Do not use it for tasks that need deep primary research you cannot support with available sources, or when the question is too broad to frame as a decision. If you only need a quick definition or a one-paragraph overview, the overhead may not be worth it.

Is it beginner-friendly?

Yes, as long as you can name the target and the decision. Beginners get better results when they provide a narrow brief, a region or segment, and a clear output type instead of asking for “everything about the market.”

How does it fit Competitive Analysis work?

The market-research skill is a good fit for Competitive Analysis because it pushes beyond marketing claims. It helps you compare public evidence, pricing signals, funding history, traction clues, and positioning gaps so you can judge competitors on substance.

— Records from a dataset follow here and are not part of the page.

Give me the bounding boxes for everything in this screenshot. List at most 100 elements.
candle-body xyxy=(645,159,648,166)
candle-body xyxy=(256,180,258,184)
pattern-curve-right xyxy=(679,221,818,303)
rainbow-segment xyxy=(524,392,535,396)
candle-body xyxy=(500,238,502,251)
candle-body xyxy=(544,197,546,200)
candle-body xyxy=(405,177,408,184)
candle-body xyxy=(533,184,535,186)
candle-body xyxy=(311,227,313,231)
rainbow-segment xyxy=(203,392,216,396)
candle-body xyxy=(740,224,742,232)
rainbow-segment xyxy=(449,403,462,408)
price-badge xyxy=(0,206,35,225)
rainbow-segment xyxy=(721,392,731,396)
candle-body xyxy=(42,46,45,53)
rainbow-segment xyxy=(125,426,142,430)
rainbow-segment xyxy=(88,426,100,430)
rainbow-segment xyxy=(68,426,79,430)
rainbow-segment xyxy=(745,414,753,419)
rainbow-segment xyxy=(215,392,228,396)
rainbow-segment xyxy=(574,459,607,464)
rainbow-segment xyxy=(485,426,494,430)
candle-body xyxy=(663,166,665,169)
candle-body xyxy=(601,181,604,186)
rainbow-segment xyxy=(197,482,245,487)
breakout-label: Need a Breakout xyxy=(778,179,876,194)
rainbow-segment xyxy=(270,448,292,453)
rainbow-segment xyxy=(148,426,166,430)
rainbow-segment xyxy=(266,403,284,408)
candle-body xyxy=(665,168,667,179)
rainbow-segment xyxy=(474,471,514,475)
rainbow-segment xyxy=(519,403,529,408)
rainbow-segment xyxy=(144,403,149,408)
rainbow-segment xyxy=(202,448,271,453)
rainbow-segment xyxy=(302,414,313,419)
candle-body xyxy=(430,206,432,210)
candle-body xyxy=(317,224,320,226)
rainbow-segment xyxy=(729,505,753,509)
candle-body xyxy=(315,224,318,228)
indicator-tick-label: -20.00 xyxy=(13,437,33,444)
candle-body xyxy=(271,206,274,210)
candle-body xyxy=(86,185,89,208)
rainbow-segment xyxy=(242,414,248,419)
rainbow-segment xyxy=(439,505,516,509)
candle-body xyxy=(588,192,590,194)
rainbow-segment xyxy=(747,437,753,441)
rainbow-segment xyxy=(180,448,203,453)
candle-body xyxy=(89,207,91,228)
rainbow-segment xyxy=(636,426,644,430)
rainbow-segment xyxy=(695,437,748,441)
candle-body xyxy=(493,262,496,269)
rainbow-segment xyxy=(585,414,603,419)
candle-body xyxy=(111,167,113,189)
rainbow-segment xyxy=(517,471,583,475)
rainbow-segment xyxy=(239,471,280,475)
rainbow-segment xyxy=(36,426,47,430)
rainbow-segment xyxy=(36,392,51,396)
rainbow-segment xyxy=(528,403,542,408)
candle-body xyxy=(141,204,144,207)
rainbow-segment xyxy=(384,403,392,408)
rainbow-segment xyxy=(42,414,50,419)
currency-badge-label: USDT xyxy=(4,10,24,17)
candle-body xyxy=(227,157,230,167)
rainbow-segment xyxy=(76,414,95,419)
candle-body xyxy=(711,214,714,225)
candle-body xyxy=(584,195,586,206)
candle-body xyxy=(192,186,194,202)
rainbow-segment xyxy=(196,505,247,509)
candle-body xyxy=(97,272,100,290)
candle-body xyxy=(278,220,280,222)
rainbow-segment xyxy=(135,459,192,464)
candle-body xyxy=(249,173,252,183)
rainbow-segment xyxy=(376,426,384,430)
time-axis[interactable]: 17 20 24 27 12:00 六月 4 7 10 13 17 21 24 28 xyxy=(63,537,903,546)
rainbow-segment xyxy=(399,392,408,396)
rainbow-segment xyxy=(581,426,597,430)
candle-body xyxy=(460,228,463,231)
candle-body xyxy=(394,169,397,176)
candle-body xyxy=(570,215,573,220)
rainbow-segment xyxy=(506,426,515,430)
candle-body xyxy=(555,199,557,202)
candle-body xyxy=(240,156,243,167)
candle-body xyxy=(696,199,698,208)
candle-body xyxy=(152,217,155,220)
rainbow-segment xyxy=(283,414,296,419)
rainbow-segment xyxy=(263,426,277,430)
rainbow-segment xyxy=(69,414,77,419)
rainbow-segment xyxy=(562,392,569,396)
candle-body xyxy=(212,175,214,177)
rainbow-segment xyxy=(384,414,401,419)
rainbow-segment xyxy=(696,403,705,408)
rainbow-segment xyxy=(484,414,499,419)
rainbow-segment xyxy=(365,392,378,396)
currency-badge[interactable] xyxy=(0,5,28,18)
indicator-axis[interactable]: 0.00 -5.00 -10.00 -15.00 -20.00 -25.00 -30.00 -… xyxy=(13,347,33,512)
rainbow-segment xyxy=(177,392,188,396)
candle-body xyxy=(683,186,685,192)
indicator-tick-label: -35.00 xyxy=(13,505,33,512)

How to Improve market-research skill

Lead with the decision you need to make

The best way to improve market-research output is to state the decision first: “Should we enter this segment?”, “Which competitor is strongest?”, or “Is this fund a fit for outreach?” Clear decisions lead to sharper sourcing and less filler.

Provide constraints and evidence targets

Tell the skill what to prioritize: recent sources, public filings, customer proof, pricing, geography, or a specific time window. If you want market-research usage to be effective, specify the level of certainty you need and what counts as acceptable evidence.

Ask for explicit tradeoffs and gaps

Request contrarian evidence, known weaknesses, and what would change the conclusion. This reduces the risk of one-sided research and makes the output more useful for internal review or investor conversations.

Iterate after the first pass

If the first result is too broad, narrow the scope by segment, region, or competitor set. If it is too shallow, ask for stronger sources, a cleaner comparison, or a sharper recommendation format. For market-research for Competitive Analysis, the next iteration should usually compare a smaller set of competitors with more attention to positioning and pricing.